Friday, September 24, 2010

Vatican probe 'a misunderstanding'

The Vatican said the seizure by police of 23 million euro from a Vatican bank account and the investigation of two top bank officials was due to a simple misunderstanding that should be clarified quickly.

In a front-page article, the Vatican newspaper L'Osservatore Romano also provided details about the investigation, saying it began when the Bank of Italy tipped off authorities to a possible violation of anti-money laundering norms by the Vatican bank.

Italian financial police seized the money as a precaution on Tuesday, and Rome prosecutors placed the bank's chairman, Ettore Gotti Tedeschi, and his director general, Paolo Cipriani, under investigation for alleged mistakes linked to violations of the norms.

L'Osservatore Romano stressed that since the beginning of the year, the Vatican bank - officially known as the Institute for Works of Religion, or IOR - had been working with the Bank of Italy to conform to Italy's new anti-money laundering norms.

The bank also supplied documentation in a bid to get on the Organisation for Economic Co-operation and Development's (OECD) so-called "white list" of banks that cooperate with international norms on money-laundering and terrorism, the newspaper said in an article headlined "IOR's transparency".

"It's easy to realise that the nature and the scope of the operations now under investigation could be clarified quickly and easily," L'Osservatore wrote. "The inconvenience was caused by a misunderstanding, which is being clarified, between the IOR and the bank that received the transfer order."

News reports circulated more than a year ago that Italian investigators were scrutinising millions of euros worth of Vatican bank transactions to see if they violated money-laundering regulations.

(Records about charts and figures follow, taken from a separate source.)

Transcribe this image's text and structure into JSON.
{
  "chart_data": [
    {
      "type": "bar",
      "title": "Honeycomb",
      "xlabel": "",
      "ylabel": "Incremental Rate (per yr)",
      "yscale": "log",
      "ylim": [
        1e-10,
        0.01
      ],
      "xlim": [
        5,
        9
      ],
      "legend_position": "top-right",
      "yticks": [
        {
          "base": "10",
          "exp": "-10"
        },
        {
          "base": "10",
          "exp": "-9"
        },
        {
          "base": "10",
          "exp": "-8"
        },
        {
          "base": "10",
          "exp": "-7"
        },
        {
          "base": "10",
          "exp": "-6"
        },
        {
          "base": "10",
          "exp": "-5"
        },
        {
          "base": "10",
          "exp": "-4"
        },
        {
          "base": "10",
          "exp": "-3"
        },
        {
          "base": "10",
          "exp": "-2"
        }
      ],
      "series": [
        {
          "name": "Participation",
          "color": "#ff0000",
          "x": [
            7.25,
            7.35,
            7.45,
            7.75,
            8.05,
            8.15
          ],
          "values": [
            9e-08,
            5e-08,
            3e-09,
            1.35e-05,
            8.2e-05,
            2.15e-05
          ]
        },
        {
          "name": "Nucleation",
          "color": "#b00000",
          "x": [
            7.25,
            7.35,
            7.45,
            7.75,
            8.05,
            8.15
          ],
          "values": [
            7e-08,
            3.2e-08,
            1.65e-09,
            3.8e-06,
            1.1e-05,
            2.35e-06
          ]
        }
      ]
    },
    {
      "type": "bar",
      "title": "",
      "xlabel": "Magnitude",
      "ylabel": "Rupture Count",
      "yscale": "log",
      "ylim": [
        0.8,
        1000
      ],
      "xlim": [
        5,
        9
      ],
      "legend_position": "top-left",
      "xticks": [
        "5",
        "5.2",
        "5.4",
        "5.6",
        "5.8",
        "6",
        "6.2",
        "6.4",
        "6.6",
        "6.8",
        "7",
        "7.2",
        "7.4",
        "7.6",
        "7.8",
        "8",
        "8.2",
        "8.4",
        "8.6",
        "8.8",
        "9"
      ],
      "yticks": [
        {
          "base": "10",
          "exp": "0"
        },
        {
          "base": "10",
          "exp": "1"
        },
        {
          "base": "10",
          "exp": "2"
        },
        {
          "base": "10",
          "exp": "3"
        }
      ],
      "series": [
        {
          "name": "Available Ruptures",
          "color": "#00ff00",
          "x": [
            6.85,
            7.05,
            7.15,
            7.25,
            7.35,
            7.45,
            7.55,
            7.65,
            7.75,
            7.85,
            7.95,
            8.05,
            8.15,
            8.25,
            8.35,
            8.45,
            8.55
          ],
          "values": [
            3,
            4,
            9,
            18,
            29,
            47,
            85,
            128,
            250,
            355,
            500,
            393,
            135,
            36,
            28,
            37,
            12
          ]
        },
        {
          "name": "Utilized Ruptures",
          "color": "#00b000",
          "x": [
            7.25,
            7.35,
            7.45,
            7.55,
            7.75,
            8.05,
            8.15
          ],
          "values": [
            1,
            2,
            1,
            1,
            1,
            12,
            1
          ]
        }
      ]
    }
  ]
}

In Tuesday's case, police seized the money from a Vatican bank account at the Rome branch of Credito Artigiano Spa, according to news agencies Ansa and Apcom.

The bulk of the money, 20 million euro, was destined for JP Morgan in Frankfurt, with the remainder going to Banca del Fucino.

According to the reports, the Vatican bank neglected to communicate to financial authorities where the money had come from.